As soon as the ransomware had finished its job of encrypting my files, my computer was locked and I got the ransomware message on my screen:
Time to insert my Macrium Reflect rescue media and shut down the computer. I then hooked up my external hard drive containing my valid backup and booted the computer from the Macrium Reflect rescue media. Please note that it’s very important to only connect your hard drive with your backup files after you’ve started your computer from the rescue media. If you connect it before that, the ransomware may (and probably will) attack your backup files as well.
I was greeted by the Macrium Reflect opening screen:
I then selected my backup file and clicked the “Restore image” button.
Moving forward I verified the source and destination drives in the restore wizard ...
... and let the Macrium Reflect restore wizard do its magic.
After a few moments, the restore was successfully completed and I could restart my computer.
Because the infected hard drive partitions are overwritten by the restore process there is no more sign of ransomware to be found after the restore. All files are intact as well.
That’s it, it shouldn’t be more complicated than that to keep your files safe.
Creating an air-gapped backup available really isn’t all that complicated and will give you peace of mind that your files will be protected, no matter what kind of virus hits you. All you need is a set of at least two external hard drives for your backups and backup software.
You can check my article on how to choose an external hard drive for your backups if you’re not sure which one to use.
As far as backup software is concerned, you can use the built-in Windows 10 backup functionality, which will do perfectly fine. Personally, I like to use Macrium Reflect because the built-in Windows 10 image backup doesn’t support individual file recoveries (and because Macrium Reflect is pretty easy to use and has a bunch of nice features).
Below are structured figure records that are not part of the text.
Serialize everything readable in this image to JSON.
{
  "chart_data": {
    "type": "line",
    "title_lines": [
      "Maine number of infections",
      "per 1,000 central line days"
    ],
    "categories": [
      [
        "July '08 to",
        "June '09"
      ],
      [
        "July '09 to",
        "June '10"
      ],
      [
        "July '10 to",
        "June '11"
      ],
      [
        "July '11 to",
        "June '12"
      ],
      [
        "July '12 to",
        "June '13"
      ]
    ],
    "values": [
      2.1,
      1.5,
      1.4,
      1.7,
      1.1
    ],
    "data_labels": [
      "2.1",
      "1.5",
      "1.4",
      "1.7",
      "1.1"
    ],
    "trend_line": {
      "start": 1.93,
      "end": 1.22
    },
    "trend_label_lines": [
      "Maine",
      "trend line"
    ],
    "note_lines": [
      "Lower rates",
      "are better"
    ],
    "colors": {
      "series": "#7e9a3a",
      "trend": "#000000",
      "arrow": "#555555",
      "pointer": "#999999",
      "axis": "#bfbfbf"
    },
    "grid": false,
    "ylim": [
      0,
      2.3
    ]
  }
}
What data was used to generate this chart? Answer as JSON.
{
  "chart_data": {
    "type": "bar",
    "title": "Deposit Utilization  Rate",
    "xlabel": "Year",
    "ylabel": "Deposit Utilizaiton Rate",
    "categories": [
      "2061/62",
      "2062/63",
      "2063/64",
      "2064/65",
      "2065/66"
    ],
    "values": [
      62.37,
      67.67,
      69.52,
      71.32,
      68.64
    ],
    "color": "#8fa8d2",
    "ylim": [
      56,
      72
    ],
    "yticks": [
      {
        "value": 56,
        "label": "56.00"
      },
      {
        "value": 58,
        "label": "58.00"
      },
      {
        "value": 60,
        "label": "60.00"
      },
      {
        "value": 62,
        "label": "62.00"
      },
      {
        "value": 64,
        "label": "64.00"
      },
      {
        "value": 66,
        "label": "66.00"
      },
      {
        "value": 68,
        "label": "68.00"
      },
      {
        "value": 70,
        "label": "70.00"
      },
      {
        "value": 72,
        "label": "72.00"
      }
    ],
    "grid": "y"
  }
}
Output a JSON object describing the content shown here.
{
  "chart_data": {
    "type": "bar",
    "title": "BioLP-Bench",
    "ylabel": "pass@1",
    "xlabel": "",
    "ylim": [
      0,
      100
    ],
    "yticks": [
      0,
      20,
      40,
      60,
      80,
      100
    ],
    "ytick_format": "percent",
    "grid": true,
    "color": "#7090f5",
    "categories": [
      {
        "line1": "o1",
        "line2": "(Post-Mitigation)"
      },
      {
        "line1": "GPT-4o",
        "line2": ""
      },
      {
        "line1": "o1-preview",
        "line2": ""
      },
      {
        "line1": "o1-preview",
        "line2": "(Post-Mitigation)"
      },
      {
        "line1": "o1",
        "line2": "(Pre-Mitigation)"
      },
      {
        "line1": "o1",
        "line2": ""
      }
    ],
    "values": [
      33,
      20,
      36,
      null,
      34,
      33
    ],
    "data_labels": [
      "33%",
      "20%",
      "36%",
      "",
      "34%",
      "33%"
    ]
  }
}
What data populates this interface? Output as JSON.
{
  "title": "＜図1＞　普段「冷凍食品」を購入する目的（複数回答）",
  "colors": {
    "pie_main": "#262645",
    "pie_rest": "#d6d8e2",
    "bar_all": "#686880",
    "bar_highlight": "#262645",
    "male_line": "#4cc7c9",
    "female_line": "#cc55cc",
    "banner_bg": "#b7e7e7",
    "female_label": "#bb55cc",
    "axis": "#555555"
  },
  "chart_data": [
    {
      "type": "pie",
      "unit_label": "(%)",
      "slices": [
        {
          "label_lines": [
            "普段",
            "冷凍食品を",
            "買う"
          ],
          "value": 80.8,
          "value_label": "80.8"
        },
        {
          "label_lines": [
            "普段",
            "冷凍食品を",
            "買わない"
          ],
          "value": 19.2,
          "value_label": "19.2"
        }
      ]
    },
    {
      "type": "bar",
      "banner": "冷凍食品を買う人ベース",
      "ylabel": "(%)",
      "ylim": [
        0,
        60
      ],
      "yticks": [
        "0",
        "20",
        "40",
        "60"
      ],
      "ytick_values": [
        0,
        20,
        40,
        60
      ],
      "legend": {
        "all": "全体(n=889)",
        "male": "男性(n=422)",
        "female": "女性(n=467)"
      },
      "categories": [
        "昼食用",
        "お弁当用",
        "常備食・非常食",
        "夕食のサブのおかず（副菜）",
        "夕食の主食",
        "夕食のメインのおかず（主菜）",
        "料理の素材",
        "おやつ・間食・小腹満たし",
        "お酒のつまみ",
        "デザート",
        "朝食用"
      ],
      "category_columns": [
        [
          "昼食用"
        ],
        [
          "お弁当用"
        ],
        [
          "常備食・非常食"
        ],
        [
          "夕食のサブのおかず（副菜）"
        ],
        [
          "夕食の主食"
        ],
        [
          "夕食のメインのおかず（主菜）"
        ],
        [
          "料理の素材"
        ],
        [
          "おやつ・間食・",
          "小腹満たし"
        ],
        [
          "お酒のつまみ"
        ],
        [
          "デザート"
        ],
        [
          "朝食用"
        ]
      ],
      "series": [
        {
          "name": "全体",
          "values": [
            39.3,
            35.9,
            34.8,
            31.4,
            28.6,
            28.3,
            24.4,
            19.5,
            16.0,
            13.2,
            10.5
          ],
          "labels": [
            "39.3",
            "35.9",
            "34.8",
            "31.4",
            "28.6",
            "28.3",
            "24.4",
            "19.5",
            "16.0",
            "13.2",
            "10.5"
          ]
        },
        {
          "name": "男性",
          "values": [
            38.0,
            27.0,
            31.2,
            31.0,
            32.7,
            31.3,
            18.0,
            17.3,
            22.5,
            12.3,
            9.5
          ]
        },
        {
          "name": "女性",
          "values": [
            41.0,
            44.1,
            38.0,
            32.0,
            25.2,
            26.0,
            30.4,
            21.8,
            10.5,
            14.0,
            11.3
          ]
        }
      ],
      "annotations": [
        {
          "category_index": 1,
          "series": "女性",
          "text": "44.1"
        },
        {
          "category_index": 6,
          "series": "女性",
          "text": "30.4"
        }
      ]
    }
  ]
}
It has a free version for non-commercial use that works fine for what you need. On top of that, it offers native support for a disk-rotating schema like the one I explained above, which is a plus for me!
I know I mentioned a case above where Macrium Backup’s “Image Guardian” was activated and the backup was still encrypted, but there are two reasons why that doesn’t stop me from using the product. First of all, the Macrium Reflect software wasn’t kept adequately updated in that particular case, which makes it vulnerable. In addition to that, as long as you keep at least one of your backup devices disconnected from your pc, you are sure that no ransomware (or other malware) can access it. No matter whether your plugged in backup device was attacked or not.
Yes, there are online cloud backup services that you can use and I’m not saying that they are no good. All I’m saying is that you can pick up two (or more if you please) external backup devices that aren’t expensive to buy and if you make sure that one of them is kept in a safe place, disconnected from your computer, you have a 100% chance of success in keeping your files safe. It doesn’t get much easier (and cheaper) than that.
I mean, if you count the monthly cost of storing your backups in the cloud or the license cost of the most advanced backup software, it all adds up. Plus, if you store your backups on a NAS device or anything else that’s connected to your system, how will you ever be able to have peace of mind that no ransomware will ever be able to attack your backups? If your backup software can access the device to store your backup data, that means that there is a possibility that some ransomware will find a breach and attack your backup.
If you put your backup device in a drawer, there is no way that that can happen.